Secondly, an honest appraisal of the New Testament will show that the inspired writers of the NT clearly apply many specific promises once made to ancient Israel to the Church, the body of Christ. Shall we rebuke them for promoting the allegedly false teachings of “replacement theology”? As we have seen above, the NT authors also declare that the Church is no longer alienated from ANY of the promises and covenants, because they are recipients of ALL of them. They are all found in Christ, but they are not to be found outside of Christ. Again, Jews are not left out, for a remnant from among them would call out to the Lord and be saved (they have done so throughout the last 2000 years). Paul makes this clear (see Romans 11:1-6, where he uses himself as an example).

Let’s look again at what Ephesians 2:12 says: “[R]emember that you were at that time separated from Christ, alienated from the commonwealth of Israel and strangers to the covenants of promise.” What is “the commonwealth of Israel”? What is it not? As we consider how we are not alienated from this entity, if we try to replace this phrase with “national Israel” or “ethnic Jews,” we’ll see that this doesn’t work. If you are a non-Jew (ethnically speaking), can you say that because of Christ you are now fully integrated into the political nation of Israel? Or can you say that you are very much a part of the worldwide ethnic Jewish community? No, but I believe you’ll find that this explanation given by Albert Barnes in 1834 makes sense:

Being aliens from the commonwealth of Israel – …This means more than that they were not Jews. It means that they were strangers to that ‘polity’ …or arrangement by which the worship of the true God had been kept up in the world, and of course were strangers to the true religion.
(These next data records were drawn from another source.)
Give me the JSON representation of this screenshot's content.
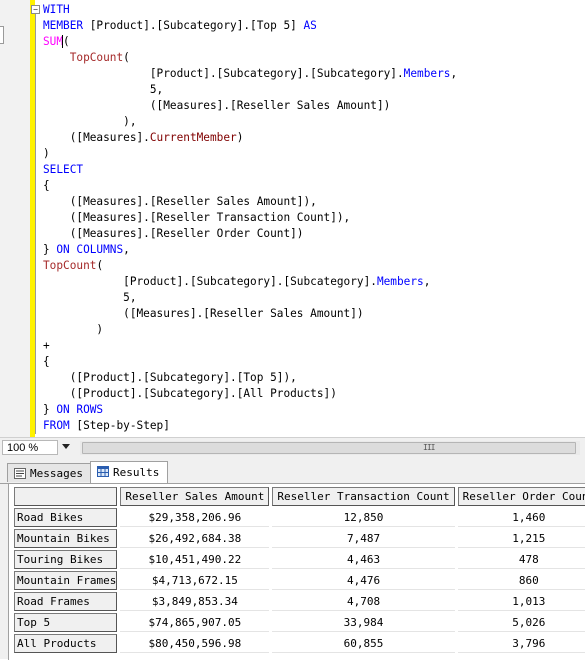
{
  "editor": {
    "fold_symbol": "−",
    "code_lines": [
      [
        {
          "t": "WITH",
          "c": "kw"
        }
      ],
      [
        {
          "t": "MEMBER",
          "c": "kw"
        },
        {
          "t": " [Product].[Subcategory].[Top 5] ",
          "c": ""
        },
        {
          "t": "AS",
          "c": "kw"
        }
      ],
      [
        {
          "t": "SUM",
          "c": "fn"
        },
        {
          "t": "(",
          "c": "cursor"
        }
      ],
      [
        {
          "t": "    ",
          "c": ""
        },
        {
          "t": "TopCount",
          "c": "fn2"
        },
        {
          "t": "(",
          "c": ""
        }
      ],
      [
        {
          "t": "                [Product].[Subcategory].[Subcategory].",
          "c": ""
        },
        {
          "t": "Members",
          "c": "kw"
        },
        {
          "t": ",",
          "c": ""
        }
      ],
      [
        {
          "t": "                5,",
          "c": ""
        }
      ],
      [
        {
          "t": "                ([Measures].[Reseller Sales Amount])",
          "c": ""
        }
      ],
      [
        {
          "t": "            ),",
          "c": ""
        }
      ],
      [
        {
          "t": "    ([Measures].",
          "c": ""
        },
        {
          "t": "CurrentMember",
          "c": "mb"
        },
        {
          "t": ")",
          "c": ""
        }
      ],
      [
        {
          "t": ")",
          "c": ""
        }
      ],
      [
        {
          "t": "SELECT",
          "c": "kw"
        }
      ],
      [
        {
          "t": "{",
          "c": ""
        }
      ],
      [
        {
          "t": "    ([Measures].[Reseller Sales Amount]),",
          "c": ""
        }
      ],
      [
        {
          "t": "    ([Measures].[Reseller Transaction Count]),",
          "c": ""
        }
      ],
      [
        {
          "t": "    ([Measures].[Reseller Order Count])",
          "c": ""
        }
      ],
      [
        {
          "t": "} ",
          "c": ""
        },
        {
          "t": "ON COLUMNS",
          "c": "kw"
        },
        {
          "t": ",",
          "c": ""
        }
      ],
      [
        {
          "t": "TopCount",
          "c": "fn2"
        },
        {
          "t": "(",
          "c": ""
        }
      ],
      [
        {
          "t": "            [Product].[Subcategory].[Subcategory].",
          "c": ""
        },
        {
          "t": "Members",
          "c": "kw"
        },
        {
          "t": ",",
          "c": ""
        }
      ],
      [
        {
          "t": "            5,",
          "c": ""
        }
      ],
      [
        {
          "t": "            ([Measures].[Reseller Sales Amount])",
          "c": ""
        }
      ],
      [
        {
          "t": "        )",
          "c": ""
        }
      ],
      [
        {
          "t": "+",
          "c": ""
        }
      ],
      [
        {
          "t": "{",
          "c": ""
        }
      ],
      [
        {
          "t": "    ([Product].[Subcategory].[Top 5]),",
          "c": ""
        }
      ],
      [
        {
          "t": "    ([Product].[Subcategory].[All Products])",
          "c": ""
        }
      ],
      [
        {
          "t": "} ",
          "c": ""
        },
        {
          "t": "ON ROWS",
          "c": "kw"
        }
      ],
      [
        {
          "t": "FROM",
          "c": "kw"
        },
        {
          "t": " [Step-by-Step]",
          "c": ""
        }
      ]
    ]
  },
  "status": {
    "zoom": "100 %",
    "scroll_grip": "III"
  },
  "tabs": [
    {
      "label": "Messages",
      "icon": "messages-icon",
      "active": false
    },
    {
      "label": "Results",
      "icon": "grid-icon",
      "active": true
    }
  ],
  "grid": {
    "columns": [
      "Reseller Sales Amount",
      "Reseller Transaction Count",
      "Reseller Order Count"
    ],
    "rows": [
      {
        "label": "Road Bikes",
        "values": [
          "$29,358,206.96",
          "12,850",
          "1,460"
        ]
      },
      {
        "label": "Mountain Bikes",
        "values": [
          "$26,492,684.38",
          "7,487",
          "1,215"
        ]
      },
      {
        "label": "Touring Bikes",
        "values": [
          "$10,451,490.22",
          "4,463",
          "478"
        ]
      },
      {
        "label": "Mountain Frames",
        "values": [
          "$4,713,672.15",
          "4,476",
          "860"
        ]
      },
      {
        "label": "Road Frames",
        "values": [
          "$3,849,853.34",
          "4,708",
          "1,013"
        ]
      },
      {
        "label": "Top 5",
        "values": [
          "$74,865,907.05",
          "33,984",
          "5,026"
        ]
      },
      {
        "label": "All Products",
        "values": [
          "$80,450,596.98",
          "60,855",
          "3,796"
        ]
      }
    ]
  }
}
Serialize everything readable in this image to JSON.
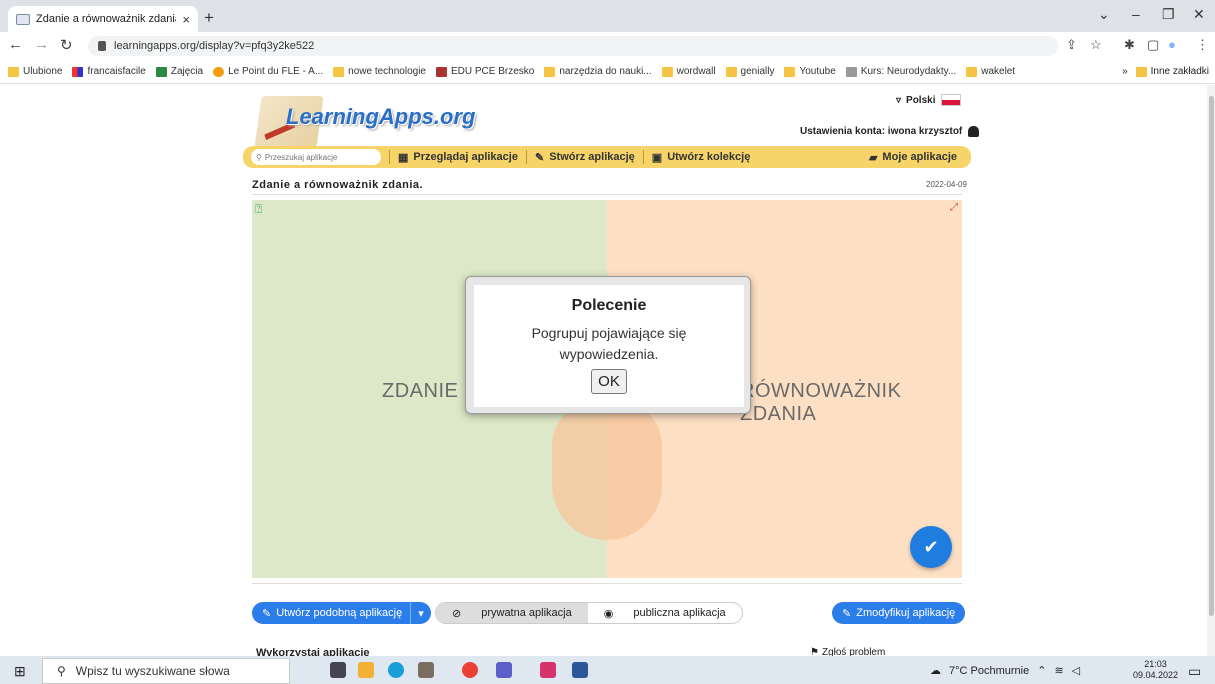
{
  "browser": {
    "tab_title": "Zdanie a równoważnik zdania.",
    "tab_close": "×",
    "new_tab": "+",
    "url": "learningapps.org/display?v=pfq3y2ke522",
    "bookmarks": [
      {
        "label": "Ulubione",
        "icon": "folder-icon"
      },
      {
        "label": "francaisfacile",
        "icon": "colorful-icon"
      },
      {
        "label": "Zajęcia",
        "icon": "classroom-icon"
      },
      {
        "label": "Le Point du FLE - A...",
        "icon": "orange-dot-icon"
      },
      {
        "label": "nowe technologie",
        "icon": "folder-icon"
      },
      {
        "label": "EDU PCE Brzesko",
        "icon": "school-icon"
      },
      {
        "label": "narzędzia do nauki...",
        "icon": "folder-icon"
      },
      {
        "label": "wordwall",
        "icon": "folder-icon"
      },
      {
        "label": "genially",
        "icon": "folder-icon"
      },
      {
        "label": "Youtube",
        "icon": "folder-icon"
      },
      {
        "label": "Kurs: Neurodydakty...",
        "icon": "page-icon"
      },
      {
        "label": "wakelet",
        "icon": "folder-icon"
      }
    ],
    "bookmarks_more": "»",
    "other_bookmarks": "Inne zakładki"
  },
  "site": {
    "logo": "LearningApps.org",
    "language": "Polski",
    "account": "Ustawienia konta: iwona krzysztof",
    "search_placeholder": "Przeszukaj aplikacje",
    "menu": {
      "browse": "Przeglądaj aplikacje",
      "create": "Stwórz aplikację",
      "collection": "Utwórz kolekcję",
      "my_apps": "Moje aplikacje"
    }
  },
  "app": {
    "title": "Zdanie a równoważnik zdania.",
    "date": "2022-04-09",
    "left_label": "ZDANIE",
    "right_label": "RÓWNOWAŻNIK ZDANIA",
    "dialog": {
      "title": "Polecenie",
      "text": "Pogrupuj pojawiające się wypowiedzenia.",
      "ok": "OK"
    }
  },
  "actions": {
    "create_similar": "Utwórz podobną aplikację",
    "private": "prywatna aplikacja",
    "public": "publiczna aplikacja",
    "modify": "Zmodyfikuj aplikację",
    "use_title": "Wykorzystaj aplikację",
    "report": "Zgłoś problem"
  },
  "taskbar": {
    "search_placeholder": "Wpisz tu wyszukiwane słowa",
    "weather": "7°C Pochmurnie",
    "time": "21:03",
    "date": "09.04.2022"
  }
}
The arrangements for the public worship of Yahweh were made among the Jews. They had his law, his temple, his sabbaths, and the ordinances of his religion; see the notes at Romans 3:2… The word rendered here as ‘commonwealth’ – πολιτεία politeia – means properly ‘citizenship,’ or ‘the right of citizenship,’ and then ‘a community,’ or ‘state.’ It means here ‘that arrangement or organization by which the worship of the true God was maintained.’”

Indeed, Paul says this of his own “kinsmen according to the flesh” (Romans 9:3),

They are Israelites, and to them belong the adoption, the glory, the covenants, the giving of the law, the worship, and the promises. To them belong the patriarchs, and from their race, according to the flesh, is the Christ who is God over all, blessed forever. Amen” (Romans 9:4-5).

Paul, who agonized over his own people so much that he could have wished himself “accursed and cut off from Christ” (verse 3) for their sake, yet affirms to the Gentile believers in Ephesus that they were present heirs of all the promises and covenants which were articulated to the commonwealth of Israel in times past. All alienation had ceased. It hasn’t resumed since then, it hasn’t resumed in our day, and it won’t resume in the future. It’s gone because of the work of the cross, and that alienation is gone forever. Please don’t let anyone tell you otherwise. If you are a follower of Christ, it doesn’t matter what your ethnic background is. You are a full-fledged member of the commonwealth of Israel, and all of God’s promises are yours through Jesus Christ.